Sur ce compte, elle dénonce aussi bien des publicités déguisées pour des injections ou de la chirurgie esthétique, que la promotion de site de paris sportifs, de contrefaçons, voire d'arnaques.
Des contenus officiellement interdits depuis la loi du 9 juillet 2023, qui encadre l'influence commerciale.
Malgré tout, dans la jungle des réseaux sociaux, les contrôles restent compliqués.
Faire de la publicité et vendre demeure l'unique travail de certains influenceurs, souvent d'anciens candidats de télé-réalité.
Ce modèle économique a explosé pendant le confinement, explique Audrey Chippaux, et repose sur la relation para-sociale entre un abonné et un influenceur qui, pour créer ce lien, va savamment orchestrer le partage de sa vie privée sur les réseaux sociaux.
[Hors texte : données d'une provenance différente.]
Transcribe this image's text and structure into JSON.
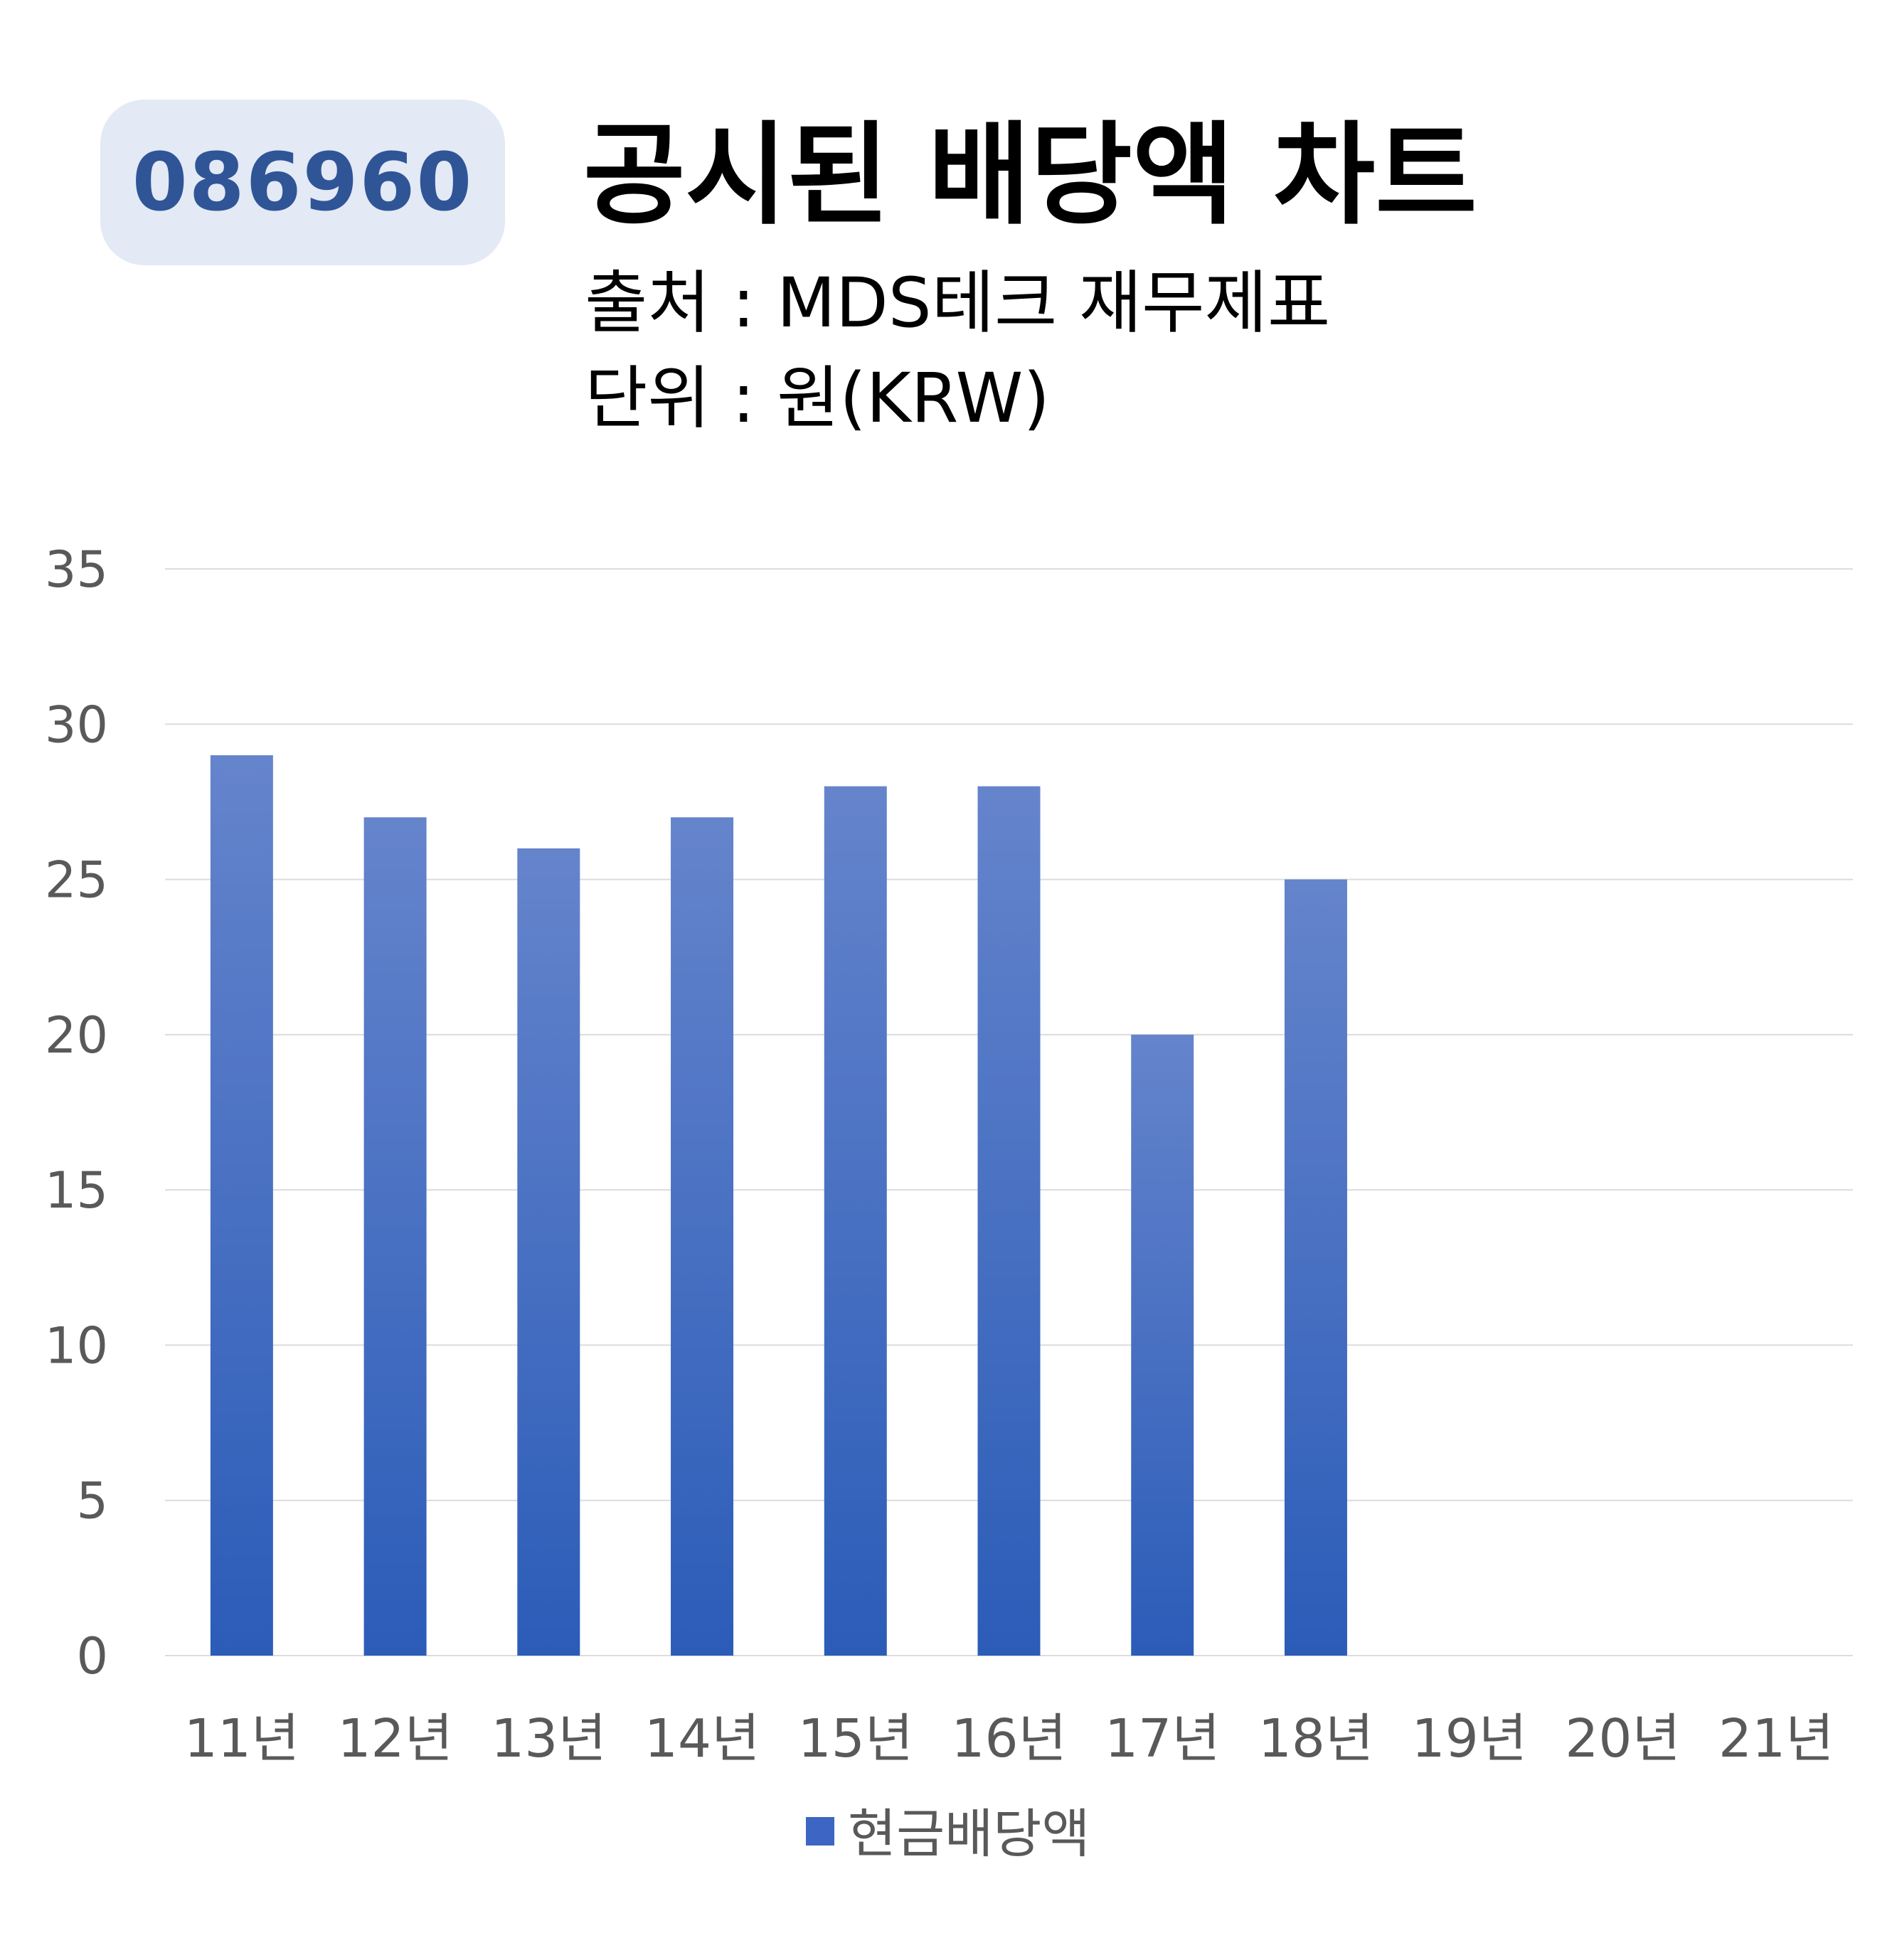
{
  "header": {
    "code_badge": "086960",
    "title": "공시된 배당액 차트",
    "source": "출처 : MDS테크 재무제표",
    "unit": "단위 : 원(KRW)"
  },
  "chart_data": {
    "type": "bar",
    "categories": [
      "11년",
      "12년",
      "13년",
      "14년",
      "15년",
      "16년",
      "17년",
      "18년",
      "19년",
      "20년",
      "21년"
    ],
    "series": [
      {
        "name": "현금배당액",
        "values": [
          29,
          27,
          26,
          27,
          28,
          28,
          20,
          25,
          null,
          null,
          null
        ]
      }
    ],
    "y_ticks": [
      "0",
      "5",
      "10",
      "15",
      "20",
      "25",
      "30",
      "35"
    ],
    "ylim": [
      0,
      35
    ],
    "grid": true,
    "legend_position": "bottom-center",
    "colors": {
      "bar_top": "#6584cc",
      "bar_bottom": "#2b5cb8",
      "legend_swatch": "#3d66c4",
      "grid": "#dcdcdc",
      "tick_text": "#595959"
    }
  }
}
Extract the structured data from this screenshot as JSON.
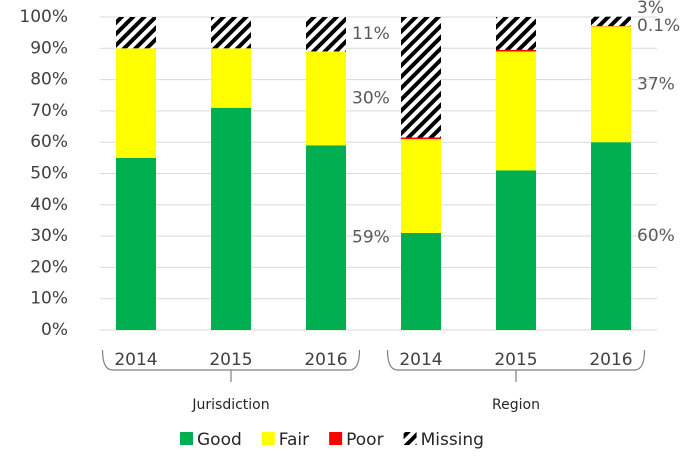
{
  "chart_data": {
    "type": "stacked-bar",
    "groups": [
      {
        "name": "Jurisdiction",
        "categories": [
          "2014",
          "2015",
          "2016"
        ]
      },
      {
        "name": "Region",
        "categories": [
          "2014",
          "2015",
          "2016"
        ]
      }
    ],
    "series": [
      {
        "name": "Good",
        "color": "#00b050",
        "values": [
          55,
          71,
          59,
          31,
          51,
          60
        ],
        "value_labels": [
          null,
          null,
          "59%",
          null,
          null,
          "60%"
        ]
      },
      {
        "name": "Fair",
        "color": "#ffff00",
        "values": [
          35,
          19,
          30,
          30,
          38,
          37
        ],
        "value_labels": [
          null,
          null,
          "30%",
          null,
          null,
          "37%"
        ]
      },
      {
        "name": "Poor",
        "color": "#ff0000",
        "values": [
          0,
          0,
          0,
          0.5,
          0.5,
          0.1
        ],
        "value_labels": [
          null,
          null,
          null,
          null,
          null,
          "0.1%"
        ]
      },
      {
        "name": "Missing",
        "color": "#000000",
        "pattern": "diagonal",
        "values": [
          10,
          10,
          11,
          38.5,
          10.5,
          3
        ],
        "value_labels": [
          null,
          null,
          "11%",
          null,
          null,
          "3%"
        ]
      }
    ],
    "ylim": [
      0,
      100
    ],
    "yticks": [
      {
        "value": 0,
        "label": "0%"
      },
      {
        "value": 10,
        "label": "10%"
      },
      {
        "value": 20,
        "label": "20%"
      },
      {
        "value": 30,
        "label": "30%"
      },
      {
        "value": 40,
        "label": "40%"
      },
      {
        "value": 50,
        "label": "50%"
      },
      {
        "value": 60,
        "label": "60%"
      },
      {
        "value": 70,
        "label": "70%"
      },
      {
        "value": 80,
        "label": "80%"
      },
      {
        "value": 90,
        "label": "90%"
      },
      {
        "value": 100,
        "label": "100%"
      }
    ],
    "grid": true,
    "legend": "bottom"
  }
}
Dès lors où on voit un intérieur, il y a un sentiment de proximité, analyse la lanceuse d'alerte, on dévoile de l'intimité et cela contribue à créer de la relation para-sociale.
On peut tous être sous influence.
L'influenceur ramène du trafic, quel qu'il soit, plus on a d'abonnés, plus il y a de trafic sur la plateforme, le but du jeu pour une plateforme, c'est qu'on y reste le plus longtemps possible.
Il faut savoir aussi que chaque plateforme fait des publicités en direct, qui sont également trompeuses, donc de toute manière, les plateformes n'ont pas forcément intérêt à censurer tous ces contenus.